Una reazione allergica definita dai medici «grave e sistemica» tale da poter risultare fatale e provocare la morte «in pochi minuti». Vittima del malessere un ragazzino di 14 anni di Decimomannu, che ha evidenziato i primi sintomi ieri dopo le 8: la madre, accortasi di quanto stava accadendo, ha chiamato subito il 118 e in pochi minuti nell’abitazione della famiglia è arrivata un’ambulanza con i soccorritori, il cui intervento è stato provvidenziale.

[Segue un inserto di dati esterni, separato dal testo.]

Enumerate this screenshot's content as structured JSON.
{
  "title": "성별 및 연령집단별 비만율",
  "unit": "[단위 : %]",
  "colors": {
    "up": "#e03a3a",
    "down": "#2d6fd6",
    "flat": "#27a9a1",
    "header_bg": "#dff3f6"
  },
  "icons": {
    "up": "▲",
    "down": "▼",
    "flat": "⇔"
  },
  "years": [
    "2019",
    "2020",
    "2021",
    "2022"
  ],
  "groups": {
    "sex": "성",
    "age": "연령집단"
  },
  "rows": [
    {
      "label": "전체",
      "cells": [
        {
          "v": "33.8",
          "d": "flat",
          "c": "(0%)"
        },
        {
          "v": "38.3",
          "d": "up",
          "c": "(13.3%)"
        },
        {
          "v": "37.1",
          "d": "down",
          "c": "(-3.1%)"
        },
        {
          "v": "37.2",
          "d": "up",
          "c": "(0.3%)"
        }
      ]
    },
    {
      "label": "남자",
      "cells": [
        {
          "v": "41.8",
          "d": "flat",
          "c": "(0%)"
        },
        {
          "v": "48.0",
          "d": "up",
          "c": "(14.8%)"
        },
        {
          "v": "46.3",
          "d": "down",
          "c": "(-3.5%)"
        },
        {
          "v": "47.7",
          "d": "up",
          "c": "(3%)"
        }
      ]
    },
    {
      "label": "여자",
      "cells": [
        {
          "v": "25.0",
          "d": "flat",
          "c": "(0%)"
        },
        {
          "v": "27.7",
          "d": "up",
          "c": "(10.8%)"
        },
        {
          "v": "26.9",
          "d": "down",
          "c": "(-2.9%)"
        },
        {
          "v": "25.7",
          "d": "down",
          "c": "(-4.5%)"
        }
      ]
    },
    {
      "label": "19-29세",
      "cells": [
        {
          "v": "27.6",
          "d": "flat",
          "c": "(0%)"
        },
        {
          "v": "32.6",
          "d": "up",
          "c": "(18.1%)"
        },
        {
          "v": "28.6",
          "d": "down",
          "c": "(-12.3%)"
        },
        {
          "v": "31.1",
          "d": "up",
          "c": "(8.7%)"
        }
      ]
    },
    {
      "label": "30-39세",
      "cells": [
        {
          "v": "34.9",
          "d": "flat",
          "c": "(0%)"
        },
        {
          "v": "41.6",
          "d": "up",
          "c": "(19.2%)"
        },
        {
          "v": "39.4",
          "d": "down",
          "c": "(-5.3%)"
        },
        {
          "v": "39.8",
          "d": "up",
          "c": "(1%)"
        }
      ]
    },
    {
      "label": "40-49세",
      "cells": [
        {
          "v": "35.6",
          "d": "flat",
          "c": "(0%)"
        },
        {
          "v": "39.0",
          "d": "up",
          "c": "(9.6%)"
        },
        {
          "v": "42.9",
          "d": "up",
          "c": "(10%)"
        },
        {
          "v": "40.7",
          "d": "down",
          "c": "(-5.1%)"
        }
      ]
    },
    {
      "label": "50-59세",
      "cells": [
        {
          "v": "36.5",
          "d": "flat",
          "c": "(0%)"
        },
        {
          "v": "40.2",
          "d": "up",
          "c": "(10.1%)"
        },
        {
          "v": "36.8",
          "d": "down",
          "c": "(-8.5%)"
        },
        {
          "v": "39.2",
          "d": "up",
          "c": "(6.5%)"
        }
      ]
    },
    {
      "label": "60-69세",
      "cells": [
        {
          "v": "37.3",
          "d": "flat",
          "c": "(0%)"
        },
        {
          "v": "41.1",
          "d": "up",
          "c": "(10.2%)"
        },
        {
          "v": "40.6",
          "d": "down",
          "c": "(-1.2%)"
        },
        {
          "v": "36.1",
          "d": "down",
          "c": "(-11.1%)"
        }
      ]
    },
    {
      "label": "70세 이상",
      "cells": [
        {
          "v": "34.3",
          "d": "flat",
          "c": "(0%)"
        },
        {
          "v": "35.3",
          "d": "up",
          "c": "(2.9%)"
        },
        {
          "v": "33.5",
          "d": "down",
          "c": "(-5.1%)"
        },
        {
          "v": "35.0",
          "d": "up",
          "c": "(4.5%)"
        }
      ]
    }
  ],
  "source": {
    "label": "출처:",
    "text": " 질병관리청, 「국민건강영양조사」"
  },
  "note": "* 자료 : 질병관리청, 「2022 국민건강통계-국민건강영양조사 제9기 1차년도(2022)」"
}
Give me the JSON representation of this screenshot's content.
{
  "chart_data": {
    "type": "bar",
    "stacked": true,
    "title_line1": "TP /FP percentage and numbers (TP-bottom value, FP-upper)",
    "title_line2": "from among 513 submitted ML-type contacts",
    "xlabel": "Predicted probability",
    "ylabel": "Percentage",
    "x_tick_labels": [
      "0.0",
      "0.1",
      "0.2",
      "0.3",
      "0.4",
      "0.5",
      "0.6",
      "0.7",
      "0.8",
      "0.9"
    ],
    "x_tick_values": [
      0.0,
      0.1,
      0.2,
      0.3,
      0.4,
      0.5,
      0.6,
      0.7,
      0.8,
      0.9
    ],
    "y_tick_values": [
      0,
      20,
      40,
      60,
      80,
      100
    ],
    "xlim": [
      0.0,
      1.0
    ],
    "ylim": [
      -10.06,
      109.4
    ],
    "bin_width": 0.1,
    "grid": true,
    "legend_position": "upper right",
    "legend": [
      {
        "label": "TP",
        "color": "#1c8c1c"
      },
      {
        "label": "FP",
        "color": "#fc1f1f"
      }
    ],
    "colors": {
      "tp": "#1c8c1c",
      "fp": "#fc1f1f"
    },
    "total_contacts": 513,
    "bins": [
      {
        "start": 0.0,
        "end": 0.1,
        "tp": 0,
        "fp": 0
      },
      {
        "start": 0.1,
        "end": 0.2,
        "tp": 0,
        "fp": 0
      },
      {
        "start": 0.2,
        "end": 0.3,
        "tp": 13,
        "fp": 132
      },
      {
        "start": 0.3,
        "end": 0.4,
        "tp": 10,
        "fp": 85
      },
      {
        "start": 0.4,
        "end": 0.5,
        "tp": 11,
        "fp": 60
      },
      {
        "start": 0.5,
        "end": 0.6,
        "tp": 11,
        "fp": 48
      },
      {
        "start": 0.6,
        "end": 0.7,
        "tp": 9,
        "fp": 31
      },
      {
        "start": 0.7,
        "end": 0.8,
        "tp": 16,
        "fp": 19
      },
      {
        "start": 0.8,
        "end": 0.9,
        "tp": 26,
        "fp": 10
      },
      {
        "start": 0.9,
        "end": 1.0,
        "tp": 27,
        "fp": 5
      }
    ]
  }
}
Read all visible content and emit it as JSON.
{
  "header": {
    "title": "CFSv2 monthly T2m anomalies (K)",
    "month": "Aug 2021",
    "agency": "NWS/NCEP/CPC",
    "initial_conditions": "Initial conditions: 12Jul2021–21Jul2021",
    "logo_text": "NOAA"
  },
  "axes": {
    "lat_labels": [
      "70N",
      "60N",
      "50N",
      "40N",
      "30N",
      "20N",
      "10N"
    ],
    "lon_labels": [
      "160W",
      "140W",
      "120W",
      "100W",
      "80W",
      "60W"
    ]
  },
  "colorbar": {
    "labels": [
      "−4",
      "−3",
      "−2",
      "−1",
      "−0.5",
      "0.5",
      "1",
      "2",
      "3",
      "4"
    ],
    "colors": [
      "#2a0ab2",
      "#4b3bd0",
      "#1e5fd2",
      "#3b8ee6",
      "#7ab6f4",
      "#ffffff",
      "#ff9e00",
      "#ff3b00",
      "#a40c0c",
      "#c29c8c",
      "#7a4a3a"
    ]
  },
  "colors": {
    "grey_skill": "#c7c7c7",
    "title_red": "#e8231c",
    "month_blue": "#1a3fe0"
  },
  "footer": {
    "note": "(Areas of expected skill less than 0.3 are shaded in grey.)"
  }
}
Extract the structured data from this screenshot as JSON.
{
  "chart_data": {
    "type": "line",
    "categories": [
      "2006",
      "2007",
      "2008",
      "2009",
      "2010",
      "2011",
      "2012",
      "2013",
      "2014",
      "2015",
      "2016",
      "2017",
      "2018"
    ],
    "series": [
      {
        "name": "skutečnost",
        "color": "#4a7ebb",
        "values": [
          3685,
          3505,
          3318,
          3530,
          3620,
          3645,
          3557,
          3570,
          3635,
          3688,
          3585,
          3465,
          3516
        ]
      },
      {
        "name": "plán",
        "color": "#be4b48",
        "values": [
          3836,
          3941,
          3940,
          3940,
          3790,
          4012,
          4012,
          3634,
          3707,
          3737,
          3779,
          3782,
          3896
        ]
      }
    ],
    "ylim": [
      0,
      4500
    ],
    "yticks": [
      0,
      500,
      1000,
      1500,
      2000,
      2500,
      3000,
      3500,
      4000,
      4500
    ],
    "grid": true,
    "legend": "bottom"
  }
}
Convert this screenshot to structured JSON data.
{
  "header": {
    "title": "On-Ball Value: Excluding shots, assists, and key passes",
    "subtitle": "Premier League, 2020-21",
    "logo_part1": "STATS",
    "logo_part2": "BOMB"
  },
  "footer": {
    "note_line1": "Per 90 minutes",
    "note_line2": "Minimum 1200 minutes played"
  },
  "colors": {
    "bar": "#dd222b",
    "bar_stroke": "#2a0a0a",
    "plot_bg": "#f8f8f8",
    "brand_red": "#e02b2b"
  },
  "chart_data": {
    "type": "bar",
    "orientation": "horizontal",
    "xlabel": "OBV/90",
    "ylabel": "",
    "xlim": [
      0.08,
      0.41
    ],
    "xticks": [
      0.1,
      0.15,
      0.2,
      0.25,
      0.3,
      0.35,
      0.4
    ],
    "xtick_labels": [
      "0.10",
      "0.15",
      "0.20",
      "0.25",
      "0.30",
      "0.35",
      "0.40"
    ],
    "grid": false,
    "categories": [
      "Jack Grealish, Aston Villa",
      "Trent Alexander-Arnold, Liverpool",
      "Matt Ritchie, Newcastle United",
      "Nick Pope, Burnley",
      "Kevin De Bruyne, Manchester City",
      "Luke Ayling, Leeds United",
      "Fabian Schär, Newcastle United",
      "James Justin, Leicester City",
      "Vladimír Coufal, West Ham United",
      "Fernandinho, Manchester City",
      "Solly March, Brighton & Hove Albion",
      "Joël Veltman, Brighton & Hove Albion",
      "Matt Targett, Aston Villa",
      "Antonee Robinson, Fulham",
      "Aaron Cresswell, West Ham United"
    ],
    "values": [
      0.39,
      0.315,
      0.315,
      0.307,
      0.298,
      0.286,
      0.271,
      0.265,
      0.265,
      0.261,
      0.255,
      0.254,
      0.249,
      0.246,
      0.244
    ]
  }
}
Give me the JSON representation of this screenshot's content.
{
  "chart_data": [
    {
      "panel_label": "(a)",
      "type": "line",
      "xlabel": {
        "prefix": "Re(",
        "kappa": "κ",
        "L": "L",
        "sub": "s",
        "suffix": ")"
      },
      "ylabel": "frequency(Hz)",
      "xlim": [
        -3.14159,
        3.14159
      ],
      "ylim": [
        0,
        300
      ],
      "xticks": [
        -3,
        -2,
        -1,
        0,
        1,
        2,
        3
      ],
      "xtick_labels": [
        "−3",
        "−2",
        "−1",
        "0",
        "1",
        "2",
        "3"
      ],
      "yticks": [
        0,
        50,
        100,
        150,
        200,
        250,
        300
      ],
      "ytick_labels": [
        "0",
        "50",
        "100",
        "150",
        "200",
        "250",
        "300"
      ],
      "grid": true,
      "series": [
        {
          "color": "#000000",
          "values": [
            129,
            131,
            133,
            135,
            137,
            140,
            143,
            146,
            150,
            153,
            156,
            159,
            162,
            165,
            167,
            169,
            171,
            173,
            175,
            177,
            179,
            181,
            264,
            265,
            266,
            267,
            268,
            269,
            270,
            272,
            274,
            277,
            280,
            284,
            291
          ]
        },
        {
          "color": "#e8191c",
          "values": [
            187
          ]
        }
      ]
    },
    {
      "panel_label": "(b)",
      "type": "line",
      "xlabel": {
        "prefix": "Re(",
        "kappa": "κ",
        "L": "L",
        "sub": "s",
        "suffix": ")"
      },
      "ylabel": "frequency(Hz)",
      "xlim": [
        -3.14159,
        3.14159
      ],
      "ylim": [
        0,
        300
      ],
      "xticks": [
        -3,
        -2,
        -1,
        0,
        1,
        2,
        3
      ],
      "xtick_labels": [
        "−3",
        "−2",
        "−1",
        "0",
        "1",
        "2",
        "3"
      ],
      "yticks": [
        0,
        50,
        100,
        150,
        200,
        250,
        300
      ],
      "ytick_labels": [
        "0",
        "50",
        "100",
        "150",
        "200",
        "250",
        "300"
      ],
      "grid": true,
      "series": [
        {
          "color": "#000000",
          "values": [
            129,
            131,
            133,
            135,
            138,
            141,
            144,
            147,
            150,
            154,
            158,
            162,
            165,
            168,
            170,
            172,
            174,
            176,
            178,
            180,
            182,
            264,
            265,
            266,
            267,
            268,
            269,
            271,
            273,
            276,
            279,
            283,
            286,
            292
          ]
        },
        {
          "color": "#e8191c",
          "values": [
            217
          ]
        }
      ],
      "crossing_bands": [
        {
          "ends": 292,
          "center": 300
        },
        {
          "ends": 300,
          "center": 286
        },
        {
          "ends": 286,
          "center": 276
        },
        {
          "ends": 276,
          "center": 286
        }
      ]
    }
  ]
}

La somministrazione di adrenalina ha rimesso in sesto il minorenne, poi trasportato in ospedale per ulteriori controlli e accertamenti. La giornata, cominciata malissimo, si è conclusa nel migliore dei modi.
La mattina
Il problema, secondo quanto fatto sapere dall’Areus (l’Azienda regionale per l’emergenza e urgenza), si è presentato subito dopo aver preso un farmaco. Il 14enne è stato male, tanto da spingere la madre a chiamare il numero di emergenza: erano più o meno le 8,30 quando l’operatore ha ricevuto la telefonata con la disperate richiesta di aiuto da parte di una donna spaventatissima per le condizioni del figlio.
La telefonata
Chi ha sollevato la cornetta si è fatto descrivere la situazione e ha capito immediatamente di cosa potesse trattarsi: una anafilassi, reazione allergica che può «insorgere improvvisamente», sottolineano all’Areus, e può causare il peggiore degli esiti nell’arco di brevissimo tempo. Così l’esperto del 118 ha cercato di rasserenare la donna e nel contempo ha avvisato subito i colleghi di Decimomannu, i quali a bordo di un mezzo avanzato infermieristico (India) sono arrivati nell’abitazione della famiglia realmente in pochi minuti.
La visita
Il bambino aveva un edema (un gonfiore) diffuso, difficoltà nel respirare, la pelle arrossata. Tutti segnali che hanno spinto l’infermiere, una volta consultato il medico della centrale, a somministrare al ragazzino adrenalina intramuscolare, cioè quanto necessario per intervenire immediatamente davanti a casi di choc anafilattico e gravi reazioni allergiche. E infatti i benefici per il minorenne sono stati evidenti e celeri. Quando la situazione è tornata quasi alla normalità, il giovane paziente è stato caricato sull’ambulanza e trasportato in ospedale a Cagliari per accertamenti.
La soddisfazione
Felici all’Areus, il cui scopo è salvare vite. «I nostri infermieri sui mezzi India rappresentano gli occhi e il braccio del medico specialista di centrale», sottolinea Daniele Barillari, direttore del 118 di Cagliari: «Tutti gli infermieri che operano a bordo dei nostri mezzi hanno superato un percorso formativo avanzato e hanno a disposizione algoritmi condivisi con i medici della centrale operativa. Ogni volta che si presenta l’esigenza, l’infermiere agisce in stretta collaborazione con il medico specialista in anestesia e rianimazione o in medicina d’urgenza di guardia allla centrale del 118».